Would this be a similar fate to BHP on LSE?

It was a similar event, as BHP had a dual listing of its shares in Sydney and London. BHP moved its main listing to Australia.

As a result of the move, many UK investors will be forced to sell their holdings.

It is the second corporate giant to look at abandoning a dual structure in London in the past five years — Unilever (UNA.AS) looked at to simplifying its own structure and opting for an Amsterdam listing, prompting speculation about Brexit flight.

Those plans were ultimately scrapped, however, after proposals were rejected by the shareholders.

Hello Dougal. Thanks for explaining. Is there any method to “convert and then liquidate” as you suggested?

You actually sound so similar to what Vedanta is suggesting.
I could find the attached document on their website explaining either to convert or to cancel.

This sounds so complicated jargon to me. Do they really mean nothing can be done without having DR-Type DEMAT account in India? Can T212 do something to help in this regard?

Actual link to document on Vedanta Website

That’s it I doubt IB hence 212 would support DMAT. It’s taken the industry by surprise as it’s relatively new (India is a pain in the hoop).

This will be why 212 appear to be quiet for investors that did not sell their holding prior to delisting. The market is a bit confused about this new account requirement.

If I were to guess, there may be a CGT charge that ultimately we want to leverage of the bigger IB book of business to push back on anything less than cash value of the underlying.

I get notification for every small though useless announcement, but this big announcement was somehow missed by 212. I am also very new to all this. Moreover, delisting by Vedanta failed in 2020 once.

Anyways, do you think that all the investment will be lost or some buyback may be announced?

A bit of information about the Indian stock market (and including the Vedanta original stock) :

India National Stock Exchange of India (NSE)***

*** Stocks on the NSE are only available to Indian residents.

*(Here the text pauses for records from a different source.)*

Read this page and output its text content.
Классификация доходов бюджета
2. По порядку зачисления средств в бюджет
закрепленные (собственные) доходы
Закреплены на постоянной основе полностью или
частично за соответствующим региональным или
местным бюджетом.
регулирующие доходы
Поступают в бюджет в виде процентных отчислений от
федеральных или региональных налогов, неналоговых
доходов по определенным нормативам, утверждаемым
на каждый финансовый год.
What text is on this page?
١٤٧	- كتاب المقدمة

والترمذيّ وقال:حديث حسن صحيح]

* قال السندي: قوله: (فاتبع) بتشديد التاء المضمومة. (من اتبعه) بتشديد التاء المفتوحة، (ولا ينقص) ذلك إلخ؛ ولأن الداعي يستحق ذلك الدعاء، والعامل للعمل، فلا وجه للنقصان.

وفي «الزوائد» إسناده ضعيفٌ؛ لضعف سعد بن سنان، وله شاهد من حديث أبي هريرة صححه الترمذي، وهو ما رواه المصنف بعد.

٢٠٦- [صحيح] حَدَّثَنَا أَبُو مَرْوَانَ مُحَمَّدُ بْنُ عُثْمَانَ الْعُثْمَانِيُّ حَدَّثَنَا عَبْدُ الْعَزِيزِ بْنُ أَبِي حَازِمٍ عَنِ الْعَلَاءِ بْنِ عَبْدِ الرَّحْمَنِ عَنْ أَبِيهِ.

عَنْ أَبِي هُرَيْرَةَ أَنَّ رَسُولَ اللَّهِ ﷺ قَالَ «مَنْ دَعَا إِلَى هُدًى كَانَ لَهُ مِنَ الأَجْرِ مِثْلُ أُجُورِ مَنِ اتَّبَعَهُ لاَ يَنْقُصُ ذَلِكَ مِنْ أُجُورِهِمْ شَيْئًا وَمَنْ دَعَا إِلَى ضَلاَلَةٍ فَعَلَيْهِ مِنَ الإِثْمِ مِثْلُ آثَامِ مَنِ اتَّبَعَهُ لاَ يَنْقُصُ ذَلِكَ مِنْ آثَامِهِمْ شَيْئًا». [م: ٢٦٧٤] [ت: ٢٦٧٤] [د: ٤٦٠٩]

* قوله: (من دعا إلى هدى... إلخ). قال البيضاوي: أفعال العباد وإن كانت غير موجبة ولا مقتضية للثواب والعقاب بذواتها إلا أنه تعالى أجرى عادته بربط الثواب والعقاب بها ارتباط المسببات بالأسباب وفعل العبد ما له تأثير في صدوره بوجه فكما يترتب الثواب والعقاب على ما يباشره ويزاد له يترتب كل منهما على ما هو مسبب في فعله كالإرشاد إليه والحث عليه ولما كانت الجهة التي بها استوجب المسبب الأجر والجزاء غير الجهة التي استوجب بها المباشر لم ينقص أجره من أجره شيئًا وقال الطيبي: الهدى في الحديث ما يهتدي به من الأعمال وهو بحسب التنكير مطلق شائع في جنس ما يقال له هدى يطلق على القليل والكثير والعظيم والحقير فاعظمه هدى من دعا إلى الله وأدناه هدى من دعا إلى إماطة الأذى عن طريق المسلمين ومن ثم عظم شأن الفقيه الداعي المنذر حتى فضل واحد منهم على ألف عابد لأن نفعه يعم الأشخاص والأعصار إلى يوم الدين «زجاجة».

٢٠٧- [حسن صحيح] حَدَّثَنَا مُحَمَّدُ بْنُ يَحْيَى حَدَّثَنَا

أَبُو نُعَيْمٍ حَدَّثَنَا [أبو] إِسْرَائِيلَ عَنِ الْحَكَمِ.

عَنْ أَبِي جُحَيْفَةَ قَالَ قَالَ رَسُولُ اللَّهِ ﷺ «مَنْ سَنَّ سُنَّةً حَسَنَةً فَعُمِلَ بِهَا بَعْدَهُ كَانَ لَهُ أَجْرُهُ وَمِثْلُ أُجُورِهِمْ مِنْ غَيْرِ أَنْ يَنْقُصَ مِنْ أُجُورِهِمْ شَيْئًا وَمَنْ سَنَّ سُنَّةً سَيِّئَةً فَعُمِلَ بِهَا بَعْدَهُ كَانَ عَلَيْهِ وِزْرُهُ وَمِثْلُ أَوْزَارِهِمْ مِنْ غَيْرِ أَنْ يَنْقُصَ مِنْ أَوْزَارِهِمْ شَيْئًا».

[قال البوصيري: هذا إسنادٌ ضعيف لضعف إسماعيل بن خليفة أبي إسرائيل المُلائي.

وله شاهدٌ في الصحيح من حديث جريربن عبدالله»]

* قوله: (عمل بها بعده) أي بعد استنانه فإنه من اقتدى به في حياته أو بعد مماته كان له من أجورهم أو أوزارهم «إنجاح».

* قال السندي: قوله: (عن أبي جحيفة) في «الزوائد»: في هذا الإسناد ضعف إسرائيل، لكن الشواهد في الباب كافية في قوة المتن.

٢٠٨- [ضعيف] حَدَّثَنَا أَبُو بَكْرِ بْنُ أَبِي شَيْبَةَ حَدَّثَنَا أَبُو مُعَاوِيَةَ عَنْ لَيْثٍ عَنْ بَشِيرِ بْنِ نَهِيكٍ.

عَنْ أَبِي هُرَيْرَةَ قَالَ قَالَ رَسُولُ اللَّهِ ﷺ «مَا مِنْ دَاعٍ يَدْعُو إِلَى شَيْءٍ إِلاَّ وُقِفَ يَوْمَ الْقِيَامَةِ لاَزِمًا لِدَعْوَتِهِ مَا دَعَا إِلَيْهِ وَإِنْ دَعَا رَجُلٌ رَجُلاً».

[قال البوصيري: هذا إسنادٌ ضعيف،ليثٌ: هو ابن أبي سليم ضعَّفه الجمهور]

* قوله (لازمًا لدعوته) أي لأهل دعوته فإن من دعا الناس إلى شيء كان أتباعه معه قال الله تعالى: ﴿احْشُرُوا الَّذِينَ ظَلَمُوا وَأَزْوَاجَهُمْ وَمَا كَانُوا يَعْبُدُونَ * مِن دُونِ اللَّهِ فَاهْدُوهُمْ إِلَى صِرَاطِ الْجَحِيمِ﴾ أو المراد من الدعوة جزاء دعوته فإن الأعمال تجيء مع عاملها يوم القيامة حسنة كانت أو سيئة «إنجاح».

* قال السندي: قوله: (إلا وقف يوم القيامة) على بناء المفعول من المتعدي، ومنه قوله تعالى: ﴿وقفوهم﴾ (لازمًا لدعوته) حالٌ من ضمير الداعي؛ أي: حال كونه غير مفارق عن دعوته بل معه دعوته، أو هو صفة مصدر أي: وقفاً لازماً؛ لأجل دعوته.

Note: Be careful with emerging markets stock markets, like India or China. As they have foreigner investment limitations and restrictions. And they do strict capital flows control. Also their currencies could have high volatility (especially INR, CNY not so much as it is restricted only to mainland China).

Thnx RLX. Can a person transfer shares to someone else’s DMAT account in India? Or it must be hold by self? Will T212 help in this?

I don’t know how many factors one has to take care of. But yes, one has to be careful.
Change in INR against $ for past 1 yr is less than 2%, against CNY is 3%, against EUR is 7%.

Vedanta is actually $12 Billion company. They delisted from US and got listed in India. I don’t know how I missed this news. Caught me by surprise.